BTW, there’s much less reason to use these approximations on modern hardware.
Divps instruction (32-bit float divide, the precise version) was relatively slow back then, e.g. on AMD K8 it had 18-30 cycles both latency and throughput, 21 cycles on AMD Jaguar, Core 2 Duo did in 6-18 cycles.
Fortunately, they fixed the CPUs. Skylake has 11 cycles latency of that instruction, Ryzen 10 cycles.
It’s similar for square root. Modern CPUs compute non-approximated 32-bit sqrt(x) in 9-12 cycles (Ryzen being the fastest at 9-10 but Skylake ain’t bad either at 12 cycles), old CPUs were spending like 20-40 cycles on that.

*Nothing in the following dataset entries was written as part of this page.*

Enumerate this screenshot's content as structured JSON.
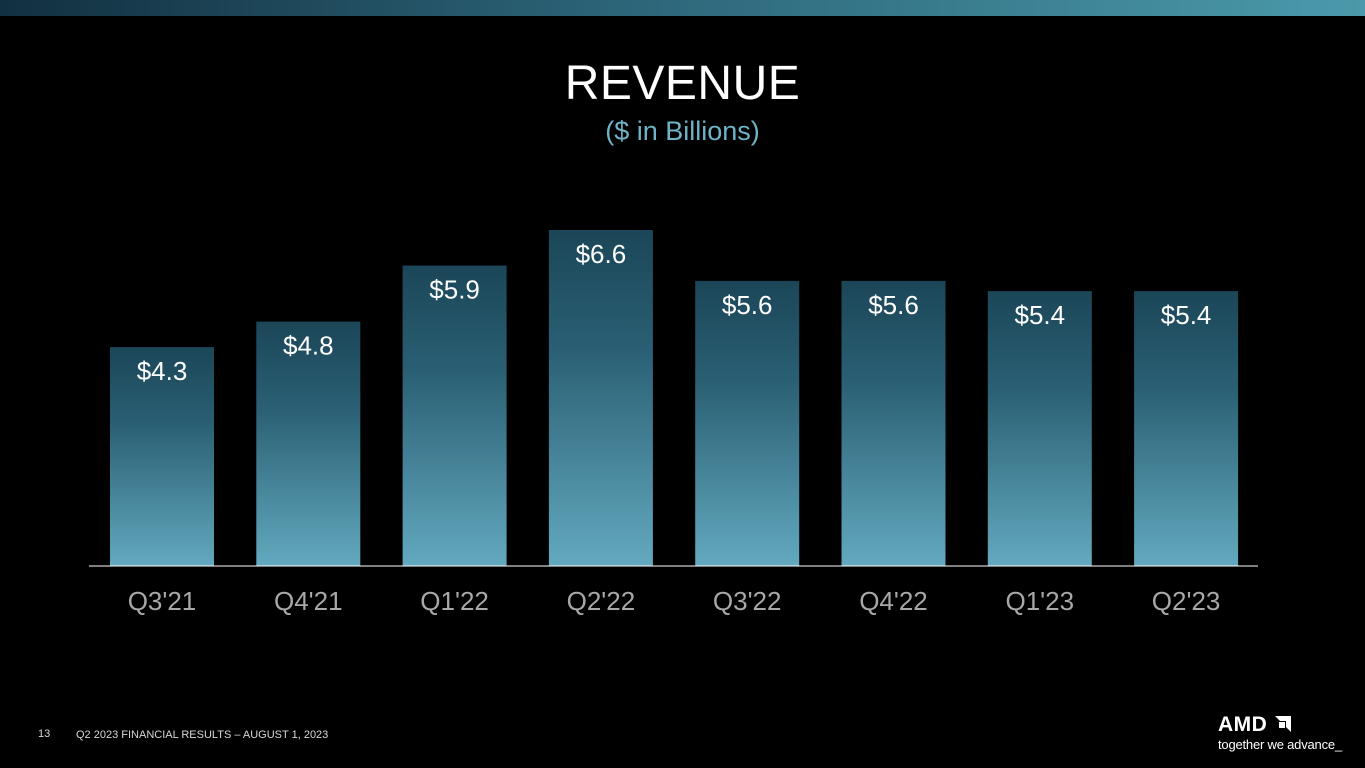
{
  "slide": {
    "title": "REVENUE",
    "subtitle": "($ in Billions)",
    "page_number": "13",
    "footer": "Q2 2023 FINANCIAL RESULTS – AUGUST 1, 2023"
  },
  "brand": {
    "logo_text": "AMD",
    "tagline": "together we advance_"
  },
  "colors": {
    "background": "#000000",
    "bar_top": "#1b4658",
    "bar_bottom": "#63a9bf",
    "subtitle": "#6fb3c8",
    "tick_label": "#a8a8a8",
    "value_label": "#ffffff"
  },
  "chart_data": {
    "type": "bar",
    "title": "REVENUE",
    "subtitle": "($ in Billions)",
    "categories": [
      "Q3'21",
      "Q4'21",
      "Q1'22",
      "Q2'22",
      "Q3'22",
      "Q4'22",
      "Q1'23",
      "Q2'23"
    ],
    "values": [
      4.3,
      4.8,
      5.9,
      6.6,
      5.6,
      5.6,
      5.4,
      5.4
    ],
    "labels": [
      "$4.3",
      "$4.8",
      "$5.9",
      "$6.6",
      "$5.6",
      "$5.6",
      "$5.4",
      "$5.4"
    ],
    "xlabel": "",
    "ylabel": "",
    "ylim": [
      0,
      6.6
    ],
    "grid": false,
    "legend": "none"
  }
}
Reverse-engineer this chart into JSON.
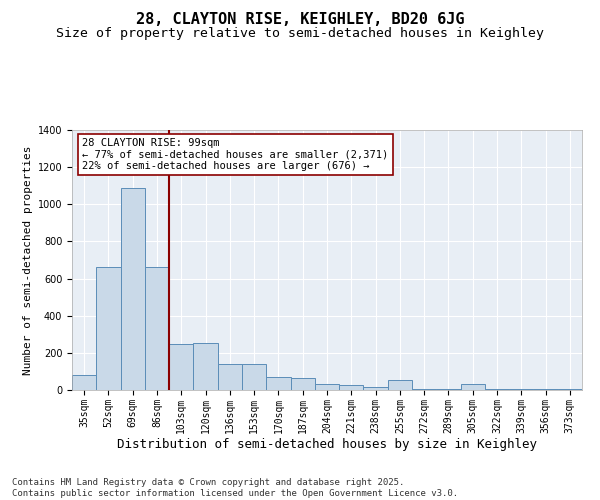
{
  "title": "28, CLAYTON RISE, KEIGHLEY, BD20 6JG",
  "subtitle": "Size of property relative to semi-detached houses in Keighley",
  "xlabel": "Distribution of semi-detached houses by size in Keighley",
  "ylabel": "Number of semi-detached properties",
  "categories": [
    "35sqm",
    "52sqm",
    "69sqm",
    "86sqm",
    "103sqm",
    "120sqm",
    "136sqm",
    "153sqm",
    "170sqm",
    "187sqm",
    "204sqm",
    "221sqm",
    "238sqm",
    "255sqm",
    "272sqm",
    "289sqm",
    "305sqm",
    "322sqm",
    "339sqm",
    "356sqm",
    "373sqm"
  ],
  "values": [
    80,
    660,
    1090,
    660,
    250,
    255,
    140,
    140,
    70,
    65,
    30,
    25,
    15,
    55,
    5,
    5,
    30,
    5,
    5,
    5,
    5
  ],
  "bar_color": "#c9d9e8",
  "bar_edge_color": "#5b8db8",
  "vline_color": "#8b0000",
  "annotation_text": "28 CLAYTON RISE: 99sqm\n← 77% of semi-detached houses are smaller (2,371)\n22% of semi-detached houses are larger (676) →",
  "annotation_box_color": "#ffffff",
  "annotation_box_edge": "#8b0000",
  "ylim": [
    0,
    1400
  ],
  "yticks": [
    0,
    200,
    400,
    600,
    800,
    1000,
    1200,
    1400
  ],
  "background_color": "#e8eef5",
  "footnote": "Contains HM Land Registry data © Crown copyright and database right 2025.\nContains public sector information licensed under the Open Government Licence v3.0.",
  "title_fontsize": 11,
  "subtitle_fontsize": 9.5,
  "xlabel_fontsize": 9,
  "ylabel_fontsize": 8,
  "tick_fontsize": 7,
  "annot_fontsize": 7.5,
  "footnote_fontsize": 6.5
}
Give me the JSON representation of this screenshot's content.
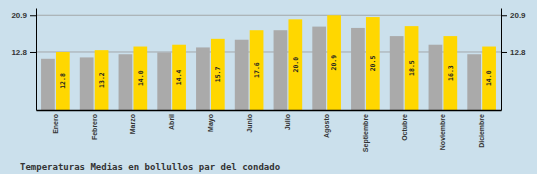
{
  "chart_data": {
    "type": "bar",
    "title": "Temperaturas Medias en bollullos par del condado",
    "categories": [
      "Enero",
      "Febrero",
      "Marzo",
      "Abril",
      "Mayo",
      "Junio",
      "Julio",
      "Agosto",
      "Septiembre",
      "Octubre",
      "Noviembre",
      "Diciembre"
    ],
    "series": [
      {
        "color": "#AAAAAA",
        "values": [
          11.3,
          11.6,
          12.3,
          12.7,
          13.8,
          15.5,
          17.6,
          18.4,
          18.1,
          16.3,
          14.4,
          12.3
        ]
      },
      {
        "color": "#FFD700",
        "values": [
          12.8,
          13.2,
          14.0,
          14.4,
          15.7,
          17.6,
          20.0,
          20.9,
          20.5,
          18.5,
          16.3,
          14.0
        ],
        "value_labels": [
          "12.8",
          "13.2",
          "14.0",
          "14.4",
          "15.7",
          "17.6",
          "20.0",
          "20.9",
          "20.5",
          "18.5",
          "16.3",
          "14.0"
        ],
        "data_labels": true
      }
    ],
    "ylim": [
      0,
      22.5
    ],
    "yticks": [
      12.8,
      20.9
    ],
    "grid": true
  }
}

> it's quite common that floating point ops throwaway bits (i.e. beyond the epsilon) will be numerically different between vendors.
I think these implementation-specific shenanigans only applied to legacy x87 instructions which used 80-bit registers. SSE and AVX instructions operate on 32 or 64-bit floats. The math there, including rounding behavior, is well specified in these IEEE standards.
It abuses AES instructions to generate long pseudo-random sequence of bits, then re-interprets these bits as floats, does some FP math on these numbers, and saves the output.
I’ve tested addition, multiplication, FMA, and float to integer conversions. All 4 output files, 1 GB / each, are bitwise equal between AMD desktop and Intel laptop.
> It abuses AES instructions to generate long pseudo-random sequence of bits, then re-interprets these bits as floats, does some FP math on these numbers, and saves the output.
Nice work! I'd be extremely curious to see if this still holds on intrinsics like `_mm512_exp2a23_round_ps` or `_mm512_rsqrt14_ps` (I'd wager it probably won't).
I don’t have AVX512 capable hardware in this house. Lately, I mostly develop for desktop and embedded. For both use cases AVX512 is safe to ignore, as the market penetration is next to none.
> True, but it's quite common that floating point ops throwaway bits (i.e. beyond the epsilon) will be numerically different between vendors.
This is a common sentiment, and it is perhaps a helpful way to look at things if you don't want to dig into the details (even if it's not quite right).
But it's worth understanding the magnitude of errors. rcpps will be 3-4 orders of magnitude "more wrong" compared to the typical operation (if you view the "epsilon" of most operations to be the error after rounding). Or said another way: it would take the cumulative error from many thousands of adds and multiplies to produce the same error as one rcpps operation.
True, but it's quite common that floating point ops throwaway bits (i.e. beyond the epsilon) will be numerically different between vendors.
> Modern DirectXMath doesn‘t use these approximated instruction for inverting matrices, it’s open source, there: https://github.com/microsoft/DirectXMath/blob/83634c742a85d1....
Good find, neither does Wine, actually: https://doxygen.reactos.org/dc/dd8/d3dx9math_8h.html#a3870c6...
Would be interesting to see if this bug also happens on Linux.